1. Wesołych świąt

191 11 5
                                    

Paranoja - właśnie tymi słowami Jeongguk określiłby ich ostatnie dwa tygodnie. Tak z resztą było co roku, dokładnie od ośmiu lat. Choć z biegiem czasu zdołał już po części do tego przywyknąć, to pierwsze święta, jakie spędzili wspólnie po przeprowadzce do obcego kraju dość mocno zapadły mu w pamięci. Aż po dziś dzień, wracając wspomnieniami do przeszłości, uderzały w niego sprzeczne uczucia, z jakimi wtedy się zmagał. Był szczęśliwy, to przede wszystkim, miał obok siebie ludzi, których kochał i znajdował się w otoczeniu, które w pełni, prawnie akceptowało jego małżeństwo z Taehyungiem. Drugą stroną medalu było poczucie zagubienia i jakaś dziwna, niewidzialna presja pogłębienia się w świątecznym szale, którą wywierało na nim otoczenie, w jakim do dziś przebywał. Nie zastanawiał się nad tym wcześniej, jednak teraz mógł odczuć to bardziej, niż zapewne by tego chciał - święta Bożego Narodzenia w Korei Południowej były niczym w porównaniu z tym, co w ich okresie działo się w Stanach.

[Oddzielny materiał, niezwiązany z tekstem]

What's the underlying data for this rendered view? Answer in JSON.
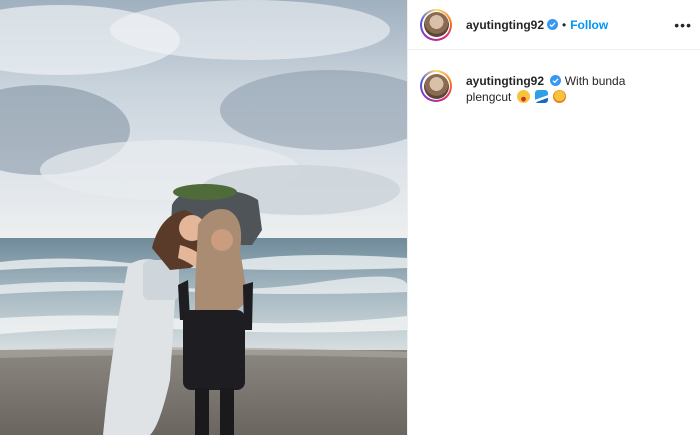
{
  "post": {
    "username": "ayutingting92",
    "follow_label": "Follow",
    "separator": "•",
    "more_label": "•••",
    "caption": "With bunda plengcut",
    "caption_emojis": [
      "grinning-face-emoji",
      "wave-emoji",
      "smiling-face-emoji"
    ]
  },
  "colors": {
    "follow_blue": "#0095f6",
    "verified_blue": "#3897f0",
    "text": "#262626",
    "divider": "#efefef"
  }
}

Mieszkali wtedy na południowym obrzeżu New Haven, w stanie Connnecticut już dobre cztery miesiące, choć jeśli zapytałoby się o to Taehyunga, ten odpowiedziałby, iż minęło już dokładnie sto dwadzieścia cztery dni od czasu ich chaotycznej i spontanicznej przeprowadzki, a to wszystko jak zwykle wydarzyło się pod presją narwanego Jeongguka, który nie mógł wręcz znieść ciągłego negowania na każdym kroku jego małżeństwa z Kimem. Taehyung za to dość miał ciągłego narzekania młodszego, dlatego też nagle znalezienie odpowiedniego miejsca na tej Ziemi stało się dla nich priorytetem. Ostatecznie okazało się to dobrą decyzją, bo nawet w sercu starszego zagościła jakaś iskierka szczęścia, gdy podając się w urzędzie za męża pana Kim Jeongguka, otrzymał ciepły i sympatyczny uśmiech, połączony ze skinięciem głową, a nie krzywe spojrzenie, zmuszające go do wycofania właśnie wypowiedzianych słów.

Dokładnie miesiąc i jeden dzień po oficjalnym zawarciu związku małżeńskiego, postawili pierwsze kroki w niewielkim, aczkolwiek niezwykle przytulnym domku, skazując się na dostosowanie do nowych warunków, innego języka, odmiennej kultury. Zaklimatyzowanie się przyszło im dość sprawnie, a ku uciesze Taehyunga, to właśnie jego dziesięcioletnia córka najszybciej odnalazła się w nowym otoczeniu. Zarówno on, jak i Jeongguk również tak sądzili, aż w końcu nadszedł szalony okres przedświąteczny i jeżeli którykolwiek z nich twierdził, że to w Korei panuje istne zakupowe szaleństwo w tym czasie, to absolutnie nie spodziewali się tego, co zastaną w kraju, w którym tradycja świętowania Bożego Narodzenia sięga dużo wcześniejszych lat. Ulice przyozdobione kolorowymi światełkami, poubierane na każdym kroku choinki, przebierańcy, udający Świętych Mikołajów przy wszystkich większych sklepach, z początku to wszystko zdawało się być niesamowite i wręcz oczarowujące, jednak z biegiem czasu zaczęło robić się coraz bardziej irytujące i męczące.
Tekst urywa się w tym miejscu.